Histological evaluation revealed that the pretreatment with aqueous spinach extract resulted in protecting motor neurons compared to NS group. Wang et al. showed that animals pretreated with spinach diets had reduced cerebral infarction after ischemia and reperfusion.[7] Spinach is an excellent source of other antioxidant nutrients such as vitamin C and vitamin E, that enhanced oxidative stress.[10] In addition, spinach extract can reduce inflammation and necrosis,[12] while increasing anti-oxidative activities.[14] Rahati et al. reported that the aqueous spinach extract play a role in the formation new blood vessels and can be effective in regenerating diabetic ulcers.[8] These results suggest that spinach may reduce spinal cord infarction after I/R.

The present study showed that the aqueous spinach extract could have a protective effect against I/R injury. Studies indicate that spinach is a source of bioactive components such as lutein and betaine.[6] Lutein and zeaxanthin are the only carotenoids found in the retina, and they protect macula retina against oxidative damage induced by light.[9] Also, spinach is a source of alpha lipoic acid. It has been shown that alpha lipoic acid has a role as a biological antioxidant in reducing neuronal atrophy.[15]

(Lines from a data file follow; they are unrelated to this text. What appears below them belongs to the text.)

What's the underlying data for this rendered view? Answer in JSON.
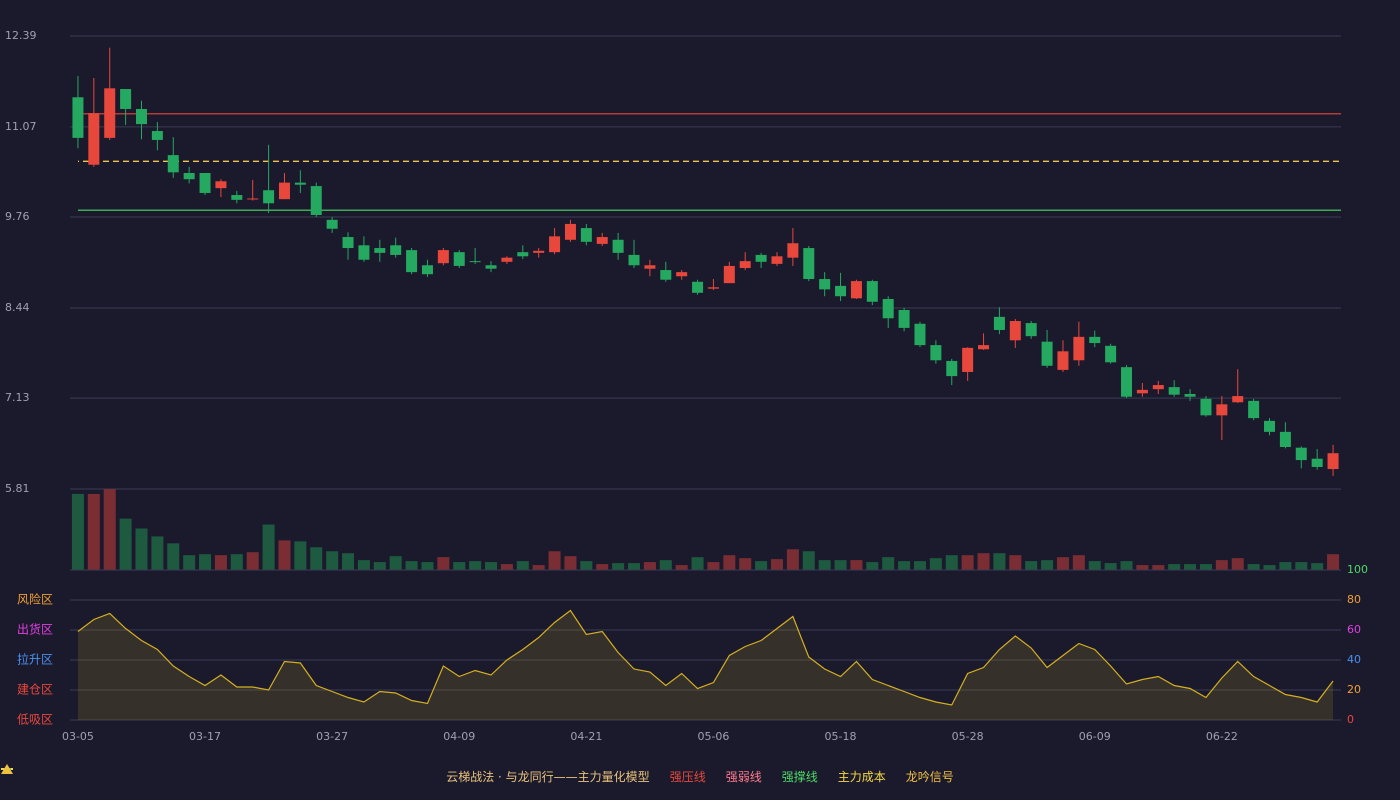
{
  "chart_data": {
    "type": "candlestick",
    "categories": [
      "03-05",
      null,
      null,
      null,
      null,
      null,
      null,
      null,
      "03-17",
      null,
      null,
      null,
      null,
      null,
      null,
      null,
      "03-27",
      null,
      null,
      null,
      null,
      null,
      null,
      null,
      "04-09",
      null,
      null,
      null,
      null,
      null,
      null,
      null,
      "04-21",
      null,
      null,
      null,
      null,
      null,
      null,
      null,
      "05-06",
      null,
      null,
      null,
      null,
      null,
      null,
      null,
      "05-18",
      null,
      null,
      null,
      null,
      null,
      null,
      null,
      "05-28",
      null,
      null,
      null,
      null,
      null,
      null,
      null,
      "06-09",
      null,
      null,
      null,
      null,
      null,
      null,
      null,
      "06-22",
      null,
      null,
      null,
      null,
      null,
      null,
      null
    ],
    "open": [
      11.5,
      10.52,
      10.91,
      11.62,
      11.33,
      11.01,
      10.66,
      10.4,
      10.4,
      10.18,
      10.08,
      10.02,
      10.15,
      10.02,
      10.26,
      10.21,
      9.72,
      9.47,
      9.35,
      9.31,
      9.35,
      9.28,
      9.06,
      9.09,
      9.25,
      9.12,
      9.06,
      9.11,
      9.25,
      9.24,
      9.25,
      9.43,
      9.6,
      9.37,
      9.43,
      9.21,
      9.01,
      8.99,
      8.9,
      8.82,
      8.72,
      8.8,
      9.02,
      9.21,
      9.08,
      9.17,
      9.31,
      8.86,
      8.76,
      8.58,
      8.83,
      8.57,
      8.41,
      8.21,
      7.9,
      7.67,
      7.51,
      7.84,
      8.31,
      7.97,
      8.22,
      7.95,
      7.54,
      7.68,
      8.02,
      7.89,
      7.58,
      7.2,
      7.26,
      7.29,
      7.19,
      7.12,
      6.88,
      7.07,
      7.09,
      6.8,
      6.64,
      6.41,
      6.25,
      6.1
    ],
    "close": [
      10.91,
      11.27,
      11.63,
      11.33,
      11.11,
      10.88,
      10.41,
      10.31,
      10.11,
      10.28,
      10.01,
      10.03,
      9.96,
      10.26,
      10.23,
      9.79,
      9.59,
      9.31,
      9.14,
      9.24,
      9.21,
      8.96,
      8.93,
      9.28,
      9.05,
      9.11,
      9.01,
      9.17,
      9.19,
      9.27,
      9.48,
      9.66,
      9.4,
      9.47,
      9.24,
      9.06,
      9.06,
      8.85,
      8.96,
      8.66,
      8.74,
      9.05,
      9.12,
      9.11,
      9.19,
      9.38,
      8.86,
      8.71,
      8.61,
      8.83,
      8.53,
      8.29,
      8.15,
      7.9,
      7.68,
      7.45,
      7.86,
      7.9,
      8.12,
      8.25,
      8.03,
      7.6,
      7.81,
      8.02,
      7.93,
      7.65,
      7.15,
      7.25,
      7.32,
      7.18,
      7.15,
      6.88,
      7.04,
      7.16,
      6.84,
      6.64,
      6.42,
      6.23,
      6.13,
      6.33
    ],
    "high": [
      11.81,
      11.78,
      12.22,
      11.62,
      11.45,
      11.14,
      10.92,
      10.49,
      10.4,
      10.31,
      10.14,
      10.3,
      10.81,
      10.4,
      10.44,
      10.26,
      9.76,
      9.54,
      9.48,
      9.43,
      9.46,
      9.31,
      9.14,
      9.31,
      9.28,
      9.31,
      9.12,
      9.19,
      9.35,
      9.31,
      9.6,
      9.72,
      9.66,
      9.53,
      9.53,
      9.43,
      9.14,
      9.11,
      8.99,
      8.85,
      8.86,
      9.11,
      9.25,
      9.24,
      9.25,
      9.6,
      9.34,
      8.96,
      8.95,
      8.85,
      8.85,
      8.61,
      8.44,
      8.24,
      7.97,
      7.7,
      7.87,
      8.07,
      8.45,
      8.28,
      8.25,
      8.12,
      7.97,
      8.24,
      8.11,
      7.92,
      7.61,
      7.35,
      7.38,
      7.39,
      7.26,
      7.16,
      7.16,
      7.55,
      7.12,
      6.84,
      6.78,
      6.43,
      6.39,
      6.45
    ],
    "low": [
      10.76,
      10.49,
      10.88,
      11.1,
      10.89,
      10.73,
      10.33,
      10.25,
      10.08,
      10.05,
      9.96,
      10.0,
      9.82,
      10.02,
      10.11,
      9.76,
      9.53,
      9.14,
      9.11,
      9.11,
      9.17,
      8.93,
      8.89,
      9.06,
      9.02,
      9.08,
      8.96,
      9.08,
      9.15,
      9.17,
      9.22,
      9.4,
      9.35,
      9.34,
      9.14,
      9.02,
      8.9,
      8.82,
      8.85,
      8.63,
      8.7,
      8.8,
      8.99,
      9.02,
      9.05,
      9.05,
      8.83,
      8.61,
      8.54,
      8.57,
      8.48,
      8.15,
      8.1,
      7.87,
      7.63,
      7.32,
      7.38,
      7.83,
      8.06,
      7.86,
      7.99,
      7.57,
      7.51,
      7.6,
      7.87,
      7.63,
      7.13,
      7.15,
      7.19,
      7.15,
      7.09,
      6.86,
      6.52,
      7.06,
      6.81,
      6.59,
      6.4,
      6.11,
      6.09,
      6.0
    ],
    "volume": [
      77,
      77,
      82,
      52,
      42,
      34,
      27,
      15,
      16,
      15,
      16,
      18,
      46,
      30,
      29,
      23,
      19,
      17,
      10,
      8,
      14,
      9,
      8,
      13,
      8,
      9,
      8,
      6,
      9,
      5,
      19,
      14,
      9,
      6,
      7,
      7,
      8,
      10,
      5,
      13,
      8,
      15,
      12,
      9,
      11,
      21,
      19,
      10,
      10,
      10,
      8,
      13,
      9,
      9,
      12,
      15,
      15,
      17,
      17,
      15,
      9,
      10,
      13,
      15,
      9,
      7,
      9,
      5,
      5,
      6,
      6,
      6,
      10,
      12,
      6,
      5,
      8,
      8,
      7,
      16
    ],
    "up_color": "#e8473c",
    "down_color": "#25a85f",
    "ylim": [
      5.81,
      12.39
    ],
    "yticks": [
      12.39,
      11.07,
      9.76,
      8.44,
      7.13,
      5.81
    ],
    "grid": true,
    "levels": [
      {
        "name": "强压线",
        "value": 11.26,
        "color": "#e8473c",
        "style": "solid"
      },
      {
        "name": "强弱线",
        "value": 10.57,
        "color": "#ff7b8a",
        "style": "dashed"
      },
      {
        "name": "强撑线",
        "value": 9.86,
        "color": "#4cd964",
        "style": "solid"
      },
      {
        "name": "主力成本",
        "value": 10.57,
        "color": "#f5d742",
        "style": "dashed"
      }
    ],
    "signal": {
      "name": "龙吟信号",
      "color": "#f0c040"
    },
    "legend_title": "云梯战法 · 与龙同行——主力量化模型",
    "indicator": {
      "type": "area",
      "color": "#d4b020",
      "values": [
        59,
        67,
        71,
        61,
        53,
        47,
        36,
        29,
        23,
        30,
        22,
        22,
        20,
        39,
        38,
        23,
        19,
        15,
        12,
        19,
        18,
        13,
        11,
        36,
        29,
        33,
        30,
        40,
        47,
        55,
        65,
        73,
        57,
        59,
        45,
        34,
        32,
        23,
        31,
        21,
        25,
        43,
        49,
        53,
        61,
        69,
        42,
        34,
        29,
        39,
        27,
        23,
        19,
        15,
        12,
        10,
        31,
        35,
        47,
        56,
        48,
        35,
        43,
        51,
        47,
        36,
        24,
        27,
        29,
        23,
        21,
        15,
        28,
        39,
        29,
        23,
        17,
        15,
        12,
        26
      ],
      "ylim": [
        0,
        100
      ],
      "yticks": [
        0,
        20,
        40,
        60,
        80,
        100
      ],
      "ytick_colors": [
        "#e8473c",
        "#f0a030",
        "#4a90f0",
        "#e040e0",
        "#f0a030",
        "#4cd964"
      ],
      "zones": [
        {
          "label": "风险区",
          "value": 80,
          "color": "#f0a030"
        },
        {
          "label": "出货区",
          "value": 60,
          "color": "#e040e0"
        },
        {
          "label": "拉升区",
          "value": 40,
          "color": "#4a90f0"
        },
        {
          "label": "建仓区",
          "value": 20,
          "color": "#e8473c"
        },
        {
          "label": "低吸区",
          "value": 0,
          "color": "#e8473c"
        }
      ]
    }
  }
}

Aqueous spinach extract is easily prepared, not expensive, and non-toxic even for human.[16] It contains high levels of anti-inflammatory and antioxidant agents.[4],[5] Yuksel et al. showed that administration of aleoverathrough gastric gavage for 30 days as pre-treatment may attenuated spinal cord I/R injury.[17] In our study, spinach extract was administered as a single dose intraperitoneally 30 min before ischemia as pretreatment. Several studies have indicated that spinach leaves contain several powerful and water-soluble natural antioxidants with potential biological activities.[10],[13] Wu et al. showed that post-treatment with curcumin inhibited early DNA/RNA oxidation.[18] We speculate that post treatment of spinach extract may limits spinal cord I/R injury by reduction of markers of cell damage such as MDA and DNA fragmentation.

In conclusion, according to the results of this study,aqueous spinach extract may protect spinal cord neurons from I/R injury. However, further studies are needed to determine the additional role of aqueous spinach extract in spinal cord I/R injury.